As the NBA began to embrace advanced analytics, however, DuPaul recognized his expanding options. He saw an online posting for the Brooklyn Nets job, and knowing he was qualified, applied for the position. After a series of phone interviews, written interviews and reference checks, he was flown out to New York, where he gave a PowerPoint presentation to demonstrate his analytical skills.
He admits to being a little nervous at first at the prospect of moving from baseball to basketball, not only because his familiarity with baseball was stronger but also because the two sports presented different types of problems analytically. But he said he has gotten a lot of help from his colleagues.

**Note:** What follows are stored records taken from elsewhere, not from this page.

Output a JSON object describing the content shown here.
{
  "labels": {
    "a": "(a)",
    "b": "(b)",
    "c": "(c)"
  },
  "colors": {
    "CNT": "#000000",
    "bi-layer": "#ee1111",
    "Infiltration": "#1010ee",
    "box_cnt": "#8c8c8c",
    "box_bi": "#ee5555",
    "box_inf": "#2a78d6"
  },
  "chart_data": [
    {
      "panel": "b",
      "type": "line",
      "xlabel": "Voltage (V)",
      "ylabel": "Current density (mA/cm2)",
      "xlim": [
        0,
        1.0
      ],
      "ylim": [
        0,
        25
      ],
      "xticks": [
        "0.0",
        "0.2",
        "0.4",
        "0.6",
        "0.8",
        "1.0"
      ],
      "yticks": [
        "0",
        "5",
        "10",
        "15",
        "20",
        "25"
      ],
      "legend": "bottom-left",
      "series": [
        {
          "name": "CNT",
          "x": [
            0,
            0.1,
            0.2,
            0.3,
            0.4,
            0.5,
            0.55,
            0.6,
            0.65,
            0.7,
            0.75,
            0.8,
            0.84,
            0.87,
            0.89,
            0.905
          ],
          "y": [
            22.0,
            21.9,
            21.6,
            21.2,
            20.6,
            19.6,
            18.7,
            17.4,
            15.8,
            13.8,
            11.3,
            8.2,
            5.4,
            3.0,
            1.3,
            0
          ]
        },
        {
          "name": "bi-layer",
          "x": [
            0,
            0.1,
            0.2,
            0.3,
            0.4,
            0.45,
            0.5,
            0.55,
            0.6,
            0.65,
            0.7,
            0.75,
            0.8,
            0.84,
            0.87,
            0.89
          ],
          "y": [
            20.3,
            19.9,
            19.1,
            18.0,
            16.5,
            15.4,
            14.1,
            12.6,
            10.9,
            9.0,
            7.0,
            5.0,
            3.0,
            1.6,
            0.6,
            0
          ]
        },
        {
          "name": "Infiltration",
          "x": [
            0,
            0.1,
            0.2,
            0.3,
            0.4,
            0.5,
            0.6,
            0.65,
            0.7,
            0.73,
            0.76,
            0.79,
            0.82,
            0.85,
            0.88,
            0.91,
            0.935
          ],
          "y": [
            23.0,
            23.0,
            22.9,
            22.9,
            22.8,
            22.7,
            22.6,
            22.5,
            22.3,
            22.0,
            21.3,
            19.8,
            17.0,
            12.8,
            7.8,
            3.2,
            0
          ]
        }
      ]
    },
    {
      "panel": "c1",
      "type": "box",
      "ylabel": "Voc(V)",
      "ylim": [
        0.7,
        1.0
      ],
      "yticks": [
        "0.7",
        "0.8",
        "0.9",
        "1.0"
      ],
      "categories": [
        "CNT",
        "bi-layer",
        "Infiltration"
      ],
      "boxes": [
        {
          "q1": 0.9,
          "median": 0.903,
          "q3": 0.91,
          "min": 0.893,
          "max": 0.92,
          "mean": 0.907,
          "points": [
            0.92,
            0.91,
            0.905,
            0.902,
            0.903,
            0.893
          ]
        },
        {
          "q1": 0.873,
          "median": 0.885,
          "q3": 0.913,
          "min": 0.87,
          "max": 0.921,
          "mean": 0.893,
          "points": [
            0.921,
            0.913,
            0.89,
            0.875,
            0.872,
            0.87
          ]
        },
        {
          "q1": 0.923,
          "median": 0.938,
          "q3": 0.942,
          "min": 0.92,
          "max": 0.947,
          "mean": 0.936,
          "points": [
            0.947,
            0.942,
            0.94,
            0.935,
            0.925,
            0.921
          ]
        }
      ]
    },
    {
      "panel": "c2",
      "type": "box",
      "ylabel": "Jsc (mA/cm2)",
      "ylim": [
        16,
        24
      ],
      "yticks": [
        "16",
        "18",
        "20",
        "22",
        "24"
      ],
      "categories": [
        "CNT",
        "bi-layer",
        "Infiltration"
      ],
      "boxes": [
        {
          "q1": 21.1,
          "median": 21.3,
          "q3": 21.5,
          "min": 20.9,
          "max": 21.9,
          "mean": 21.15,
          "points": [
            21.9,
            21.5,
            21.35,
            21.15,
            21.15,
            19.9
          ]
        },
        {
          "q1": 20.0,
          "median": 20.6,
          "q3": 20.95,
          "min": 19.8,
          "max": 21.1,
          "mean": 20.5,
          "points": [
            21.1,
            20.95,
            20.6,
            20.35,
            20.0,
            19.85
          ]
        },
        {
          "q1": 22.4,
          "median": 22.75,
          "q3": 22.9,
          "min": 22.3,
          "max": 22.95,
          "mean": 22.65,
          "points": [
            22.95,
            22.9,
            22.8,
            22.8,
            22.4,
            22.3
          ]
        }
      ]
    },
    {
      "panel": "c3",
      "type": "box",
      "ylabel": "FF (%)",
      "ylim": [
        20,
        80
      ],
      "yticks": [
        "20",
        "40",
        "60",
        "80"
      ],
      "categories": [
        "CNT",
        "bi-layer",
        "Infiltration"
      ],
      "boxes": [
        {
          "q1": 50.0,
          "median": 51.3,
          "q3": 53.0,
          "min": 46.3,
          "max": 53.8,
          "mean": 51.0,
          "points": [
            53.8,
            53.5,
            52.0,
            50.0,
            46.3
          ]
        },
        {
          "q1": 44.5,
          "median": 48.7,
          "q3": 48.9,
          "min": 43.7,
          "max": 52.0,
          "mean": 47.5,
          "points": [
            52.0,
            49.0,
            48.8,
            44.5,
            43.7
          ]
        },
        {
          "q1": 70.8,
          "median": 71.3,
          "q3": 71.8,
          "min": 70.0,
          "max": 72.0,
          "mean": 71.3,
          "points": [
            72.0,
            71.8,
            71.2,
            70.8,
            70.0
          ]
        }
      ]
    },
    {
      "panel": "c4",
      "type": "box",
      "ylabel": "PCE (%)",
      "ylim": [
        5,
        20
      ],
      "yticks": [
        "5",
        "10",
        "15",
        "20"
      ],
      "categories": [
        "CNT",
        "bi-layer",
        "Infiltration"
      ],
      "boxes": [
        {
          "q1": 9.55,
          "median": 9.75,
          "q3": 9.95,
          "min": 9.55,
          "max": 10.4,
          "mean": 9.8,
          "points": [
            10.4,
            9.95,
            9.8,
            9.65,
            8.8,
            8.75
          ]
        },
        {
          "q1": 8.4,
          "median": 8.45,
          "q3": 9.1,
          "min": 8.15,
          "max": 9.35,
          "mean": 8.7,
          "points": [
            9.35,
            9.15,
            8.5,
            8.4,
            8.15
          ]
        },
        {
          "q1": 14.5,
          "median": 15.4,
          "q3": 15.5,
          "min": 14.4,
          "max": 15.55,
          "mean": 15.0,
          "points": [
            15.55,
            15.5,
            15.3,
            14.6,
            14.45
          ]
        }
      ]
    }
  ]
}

“For baseball, I would know what we wanted to measure, what we were exactly looking for,” he said. “I’ve had to do a lot more asking – should I take this into account? But it’s been good.”
And given the dynamics of basketball – the motion of the sport and the teammate effect – the analytics can be more challenging. He’ll look at such things as which players can get to certain spots on the court and take shots they’re most likely to make, or which players will force others into bad locations.
“There’s a lot of strong basketball knowledge and basketball talent here,” said DuPaul. “I bring something to the table that they really didn’t have, and that gives me confidence.”